FIROZABAD, India (AP) _ Fearful of disease, officials today began burning hundreds of bloated, decomposing corpses recovered from the worst train wreck in India’s history.

Tractors carried the shrouded bodies of Hindu victims to a field behind the city’s crematorium, near the tracks where two trains collided last week, killing 348 people.

Although cremation is a Hindu rite, no priests were present to chant prayers at the burning of 216 unidentified victims. Wrapped in sheets, the bodies were laid side-by-side, 20 at a time, on wooden funeral pyres 150 yards long.

Twelve corpses identified as Muslims were buried according to Islamic custom. Relatives identified 120 other bodies and took them away for private ceremonies.

``We can’t keep the bodies any longer. We are in the midst of a populated area, and there is a threat of disease spreading,″ said Ashok Tamta, the superintendent of police.
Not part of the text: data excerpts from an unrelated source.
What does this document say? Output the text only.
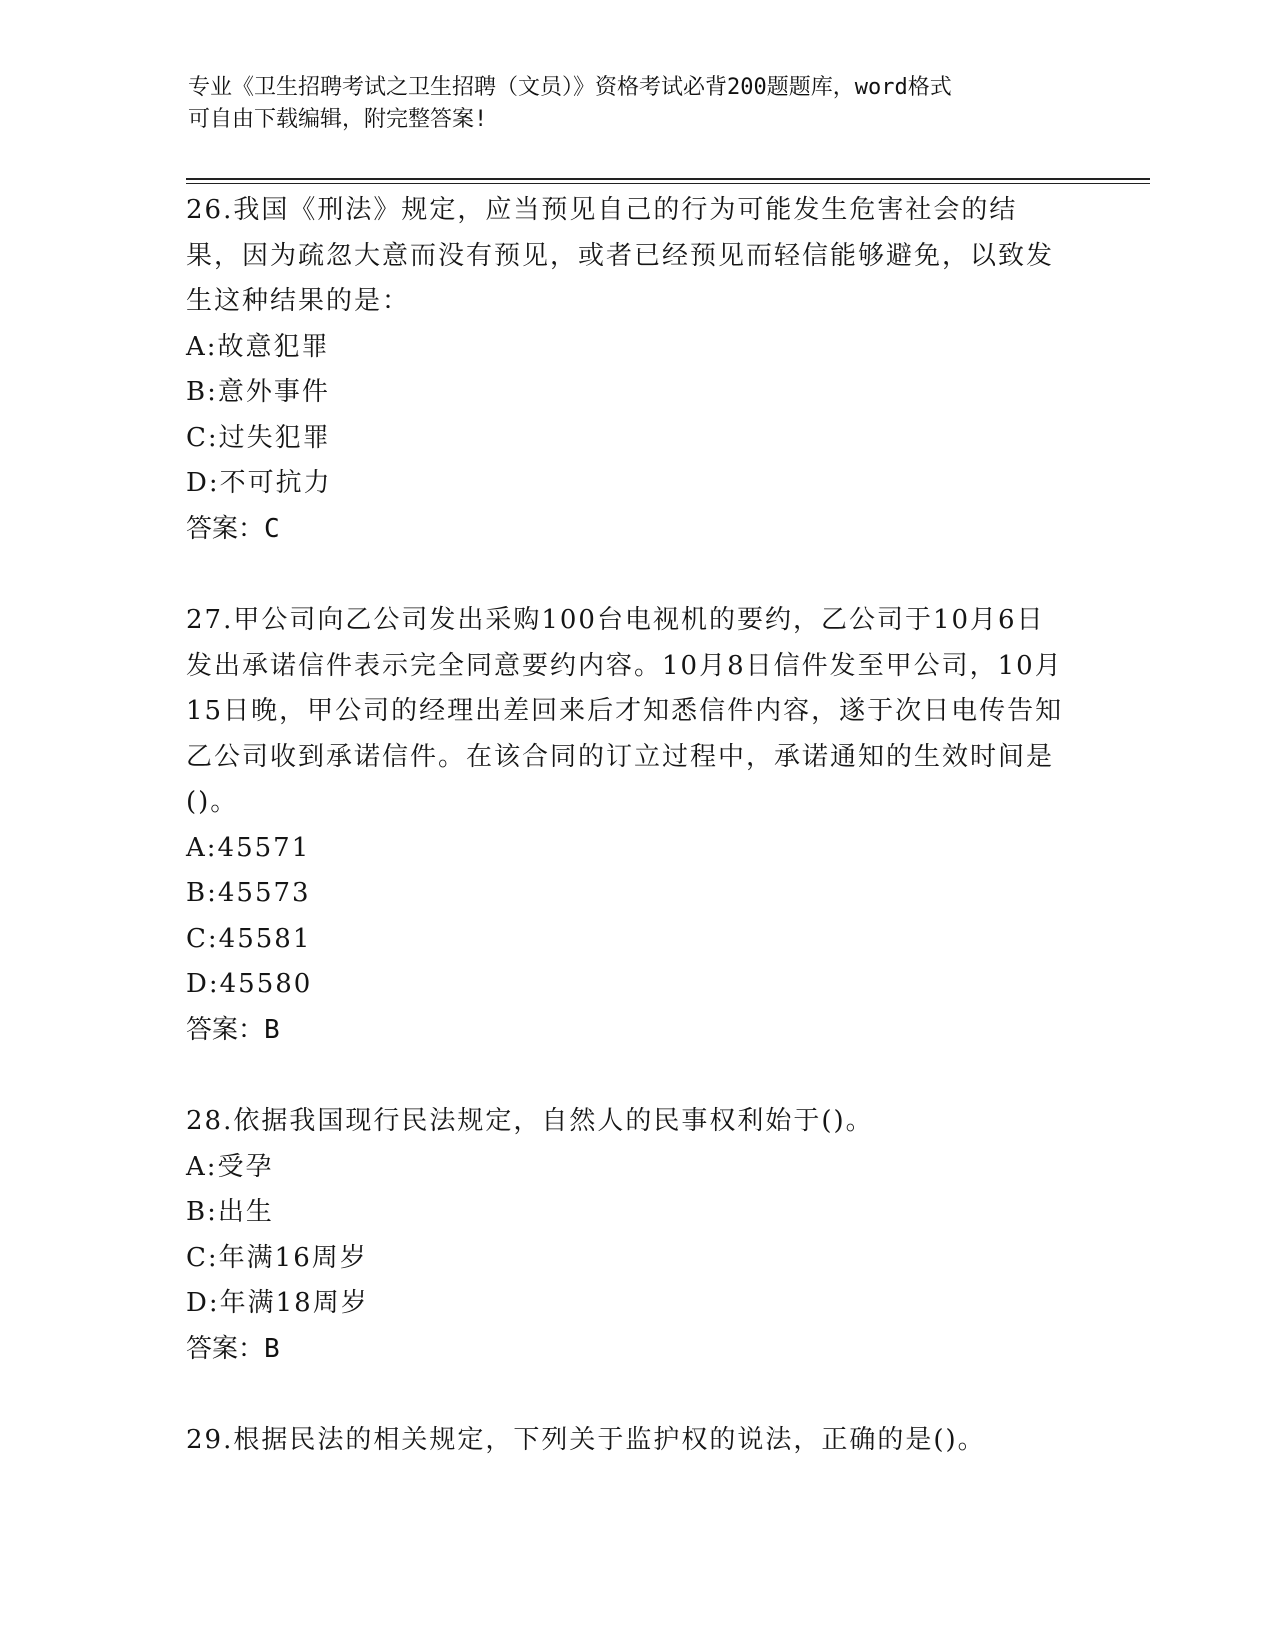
专业《卫生招聘考试之卫生招聘（文员）》资格考试必背200题题库，word格式
可自由下载编辑，附完整答案!
26.我国《刑法》规定，应当预见自己的行为可能发生危害社会的结果，因为疏忽大意而没有预见，或者已经预见而轻信能够避免，以致发生这种结果的是：
A:故意犯罪
B:意外事件
C:过失犯罪
D:不可抗力
答案：C
27.甲公司向乙公司发出采购100台电视机的要约，乙公司于10月6日发出承诺信件表示完全同意要约内容。10月8日信件发至甲公司，10月15日晚，甲公司的经理出差回来后才知悉信件内容，遂于次日电传告知乙公司收到承诺信件。在该合同的订立过程中，承诺通知的生效时间是()。
A:45571
B:45573
C:45581
D:45580
答案：B
28.依据我国现行民法规定，自然人的民事权利始于()。
A:受孕
B:出生
C:年满16周岁
D:年满18周岁
答案：B
29.根据民法的相关规定，下列关于监护权的说法，正确的是()。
Firozabad, a city of 300,000 people near the crash site, does not have a morgue, and was unable to get enough ice from neighboring towns to preserve the bodies.

Before the cremation, officials left the decaying corpses lined up outside a hospital and in a park to give people a last chance to identify them.

Police were still searching for a signalman blamed for sending the Purshottam Express crashing into the Kalindi Express in northern India early Sunday.

The signalman, who vanished after the disaster, had given the Purshottam a green light, even though the Kalindi had stopped after hitting a cow and damaging its brakes, officials for India’s state-owned railway said.

A few soldiers continued to search through the wreckage of the trains, even after it had been cleared away from the tracks and the line reopened to traffic.

A quarter of the 2,200 passengers on the two trains were injured. Most of the passengers were sleeping when the collision occurred at 2:45 a.m. Both trains were bound for New Delhi, 185 miles north of Firozabad.

The death toll was the highest in the Indian railroad’s 142-year history. In 1981, 270 people were killed when a train plunged into a river.